In Defesa, Geopolítica, Plano Brasil, tecnologia on 29/08/2010 by Vympel1274 Marcado: ,

5. Grupo de ataque centrado em porta-aviões (CSG)

Autor: Vympel 1274

Plano Brasil

Leia

Parte 1 de 4

Parte 2 de 4

Parte 3 de 4

Parte 4 de 4

a) Introdução:

O CSG (Carrier Strike Group) é uma formação de combate de navios e aeronaves que compreende um elemento principal da capacidade norte-americana de projeção de poder. Ele inclui recursos suficientes para realizar uma variedade de tarefas de combate na guerra, e serve uma grande variedade de funções em situações de guerra de curta duração. Simplificando, a missão em tempo de paz é a realização de operações de presença no mar, para ajudar a moldar o ambiente estratégico de dissuasão de conflitos e se necessário, para acabar rapidamente com as crises através da demonstração e aplicação do poder de combate.

O objetivo primário na definição das capacidades de um CSG e de sua composição, é fornecer aos seus comandantes recursos devidamente equilibrados para lidar com uma variedade de ameaças presentes e futuras.
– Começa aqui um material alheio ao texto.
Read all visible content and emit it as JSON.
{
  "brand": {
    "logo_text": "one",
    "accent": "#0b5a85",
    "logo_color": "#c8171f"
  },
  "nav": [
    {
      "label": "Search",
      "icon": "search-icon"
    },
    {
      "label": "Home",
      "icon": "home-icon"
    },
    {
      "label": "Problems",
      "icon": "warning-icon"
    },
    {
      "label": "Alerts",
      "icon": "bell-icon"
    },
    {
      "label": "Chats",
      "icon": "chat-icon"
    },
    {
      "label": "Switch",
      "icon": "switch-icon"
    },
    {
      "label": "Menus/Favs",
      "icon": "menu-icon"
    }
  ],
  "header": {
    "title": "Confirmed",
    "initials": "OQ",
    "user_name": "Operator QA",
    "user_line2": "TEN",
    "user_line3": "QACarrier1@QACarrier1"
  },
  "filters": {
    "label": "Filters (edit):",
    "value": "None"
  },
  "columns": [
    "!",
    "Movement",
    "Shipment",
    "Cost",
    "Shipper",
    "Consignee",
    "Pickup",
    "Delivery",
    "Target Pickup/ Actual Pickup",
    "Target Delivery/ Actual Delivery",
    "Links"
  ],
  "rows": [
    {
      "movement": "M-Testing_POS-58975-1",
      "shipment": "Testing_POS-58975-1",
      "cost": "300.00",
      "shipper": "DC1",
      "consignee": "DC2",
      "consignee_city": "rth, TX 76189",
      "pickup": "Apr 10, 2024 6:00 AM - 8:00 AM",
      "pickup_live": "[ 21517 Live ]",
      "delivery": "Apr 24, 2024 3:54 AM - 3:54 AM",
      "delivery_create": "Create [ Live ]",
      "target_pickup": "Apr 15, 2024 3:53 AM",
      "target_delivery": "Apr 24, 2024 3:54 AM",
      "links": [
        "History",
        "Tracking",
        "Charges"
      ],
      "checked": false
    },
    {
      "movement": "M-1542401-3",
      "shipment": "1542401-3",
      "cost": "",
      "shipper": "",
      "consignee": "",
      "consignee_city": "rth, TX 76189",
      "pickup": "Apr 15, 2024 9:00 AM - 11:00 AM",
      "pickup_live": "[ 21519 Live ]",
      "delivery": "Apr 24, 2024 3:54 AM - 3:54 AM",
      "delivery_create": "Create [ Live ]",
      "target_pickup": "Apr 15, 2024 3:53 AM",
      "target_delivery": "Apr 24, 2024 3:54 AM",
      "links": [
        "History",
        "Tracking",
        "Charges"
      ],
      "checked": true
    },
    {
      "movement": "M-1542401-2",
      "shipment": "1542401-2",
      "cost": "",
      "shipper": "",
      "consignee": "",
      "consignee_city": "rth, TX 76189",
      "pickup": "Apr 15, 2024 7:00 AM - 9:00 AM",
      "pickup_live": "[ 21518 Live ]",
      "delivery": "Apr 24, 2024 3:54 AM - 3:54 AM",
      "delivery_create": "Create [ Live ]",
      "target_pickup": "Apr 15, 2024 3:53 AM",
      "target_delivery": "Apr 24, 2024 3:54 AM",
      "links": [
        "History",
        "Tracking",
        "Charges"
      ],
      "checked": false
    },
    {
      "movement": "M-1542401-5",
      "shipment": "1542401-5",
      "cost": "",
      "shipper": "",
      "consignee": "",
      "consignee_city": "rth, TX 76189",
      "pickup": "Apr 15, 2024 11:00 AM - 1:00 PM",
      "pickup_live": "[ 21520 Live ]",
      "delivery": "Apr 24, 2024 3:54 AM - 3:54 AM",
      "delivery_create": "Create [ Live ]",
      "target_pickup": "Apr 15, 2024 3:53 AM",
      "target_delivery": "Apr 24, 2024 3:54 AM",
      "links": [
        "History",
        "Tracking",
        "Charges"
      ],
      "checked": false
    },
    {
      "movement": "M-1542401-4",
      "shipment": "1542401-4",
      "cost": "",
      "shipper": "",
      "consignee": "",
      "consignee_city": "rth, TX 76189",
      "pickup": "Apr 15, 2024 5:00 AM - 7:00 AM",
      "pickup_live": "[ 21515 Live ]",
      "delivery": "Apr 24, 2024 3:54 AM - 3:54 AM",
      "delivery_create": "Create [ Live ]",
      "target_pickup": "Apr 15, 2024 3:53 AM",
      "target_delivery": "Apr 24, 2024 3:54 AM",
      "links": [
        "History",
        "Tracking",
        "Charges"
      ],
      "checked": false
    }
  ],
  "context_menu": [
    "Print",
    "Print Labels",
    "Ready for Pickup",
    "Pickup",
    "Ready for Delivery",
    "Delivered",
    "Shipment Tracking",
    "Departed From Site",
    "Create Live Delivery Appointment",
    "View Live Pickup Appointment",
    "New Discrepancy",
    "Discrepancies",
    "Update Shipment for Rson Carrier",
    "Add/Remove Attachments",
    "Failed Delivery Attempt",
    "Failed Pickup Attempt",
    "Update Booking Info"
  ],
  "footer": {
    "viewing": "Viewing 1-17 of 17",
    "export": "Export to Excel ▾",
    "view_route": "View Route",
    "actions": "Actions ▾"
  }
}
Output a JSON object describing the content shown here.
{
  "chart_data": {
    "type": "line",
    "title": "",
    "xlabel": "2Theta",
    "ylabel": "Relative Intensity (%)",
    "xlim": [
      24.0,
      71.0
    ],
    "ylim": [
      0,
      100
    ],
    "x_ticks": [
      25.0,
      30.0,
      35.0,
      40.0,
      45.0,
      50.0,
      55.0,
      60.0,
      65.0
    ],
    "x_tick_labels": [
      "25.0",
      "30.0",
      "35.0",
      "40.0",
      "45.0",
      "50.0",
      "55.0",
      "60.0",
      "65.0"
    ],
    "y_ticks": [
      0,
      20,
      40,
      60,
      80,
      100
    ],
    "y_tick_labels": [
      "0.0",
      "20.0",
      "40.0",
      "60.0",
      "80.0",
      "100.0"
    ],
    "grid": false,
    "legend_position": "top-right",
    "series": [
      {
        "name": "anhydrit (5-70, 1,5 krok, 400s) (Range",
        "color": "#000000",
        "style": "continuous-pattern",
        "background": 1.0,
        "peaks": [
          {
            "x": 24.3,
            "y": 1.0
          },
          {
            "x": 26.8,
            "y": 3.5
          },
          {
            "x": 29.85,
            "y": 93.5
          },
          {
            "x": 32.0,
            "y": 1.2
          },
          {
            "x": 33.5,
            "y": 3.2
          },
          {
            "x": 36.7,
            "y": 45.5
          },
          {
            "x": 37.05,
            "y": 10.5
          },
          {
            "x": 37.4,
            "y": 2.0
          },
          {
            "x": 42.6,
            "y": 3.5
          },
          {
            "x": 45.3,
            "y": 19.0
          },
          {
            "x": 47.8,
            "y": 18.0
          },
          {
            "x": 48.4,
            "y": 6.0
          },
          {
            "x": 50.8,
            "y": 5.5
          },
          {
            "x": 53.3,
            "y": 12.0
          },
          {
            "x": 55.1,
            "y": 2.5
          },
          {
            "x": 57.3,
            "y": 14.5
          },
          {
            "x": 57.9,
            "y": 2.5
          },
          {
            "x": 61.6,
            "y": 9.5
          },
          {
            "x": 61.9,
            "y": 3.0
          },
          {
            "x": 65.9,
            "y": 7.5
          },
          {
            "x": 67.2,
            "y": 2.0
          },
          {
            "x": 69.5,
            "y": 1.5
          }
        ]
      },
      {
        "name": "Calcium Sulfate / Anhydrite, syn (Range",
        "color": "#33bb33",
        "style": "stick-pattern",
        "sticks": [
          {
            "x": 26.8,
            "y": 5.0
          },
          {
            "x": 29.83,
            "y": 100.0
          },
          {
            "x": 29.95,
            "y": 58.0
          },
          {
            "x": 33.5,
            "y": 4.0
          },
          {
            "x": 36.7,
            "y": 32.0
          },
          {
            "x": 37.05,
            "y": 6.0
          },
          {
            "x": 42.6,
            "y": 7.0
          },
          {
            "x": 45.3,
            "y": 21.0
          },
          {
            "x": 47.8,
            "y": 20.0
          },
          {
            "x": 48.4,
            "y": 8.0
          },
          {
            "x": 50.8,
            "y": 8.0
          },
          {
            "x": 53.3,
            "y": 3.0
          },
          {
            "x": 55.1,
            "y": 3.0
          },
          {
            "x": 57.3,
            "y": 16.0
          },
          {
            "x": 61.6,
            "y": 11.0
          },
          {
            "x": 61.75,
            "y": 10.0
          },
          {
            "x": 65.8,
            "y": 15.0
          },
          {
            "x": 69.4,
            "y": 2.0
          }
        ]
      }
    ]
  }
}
Tarefas estas que são críticas para o sucesso das missões de resposta inicial de crises, que seriam assumidas em ambientes caracterizados por múltiplas ameaças, incluindo os avançados mísseis anti-navio, aviões de caça / ataque de terceira e quarta geração, avançados sensores de contramedidas eletrônicas, mísseis de navios de superfície e de submarinos de ataque (tanto nucleares quanto convencionais).

Áreas de responsabilidade das frotas americanas no mundo

O CSG destina-se a ser uma força naval flexível, que pode operar em águas rasas e estreitas, nas águas do mar aberto, durante o dia e a noite, em todas as condições, e sob controle restrito de Emissões eletromagnéticas.

O CSG é liderado por um porta-aviões e incluem uma ala aérea e um pequeno contingente de navios especializados para atuarem como escolta. Além dessa Força de Batalha, que também incluiu um grupo de transportadores anfíbios e de apoio às operações da Força Expedicionária dos fuzileiros navais. Este grupo anfíbio de prontidão inclui normalmente uma escolta de três navios (destróieres ou fragatas), cuja composição muda a cada Força Expedicionária dos fuzileiros navais. O grupo de batalha (CSG) é a maior unidade operacional da Marinha dos Estados Unidos. Cada Grupo de Combate implantado consiste de uma combinação única de navios.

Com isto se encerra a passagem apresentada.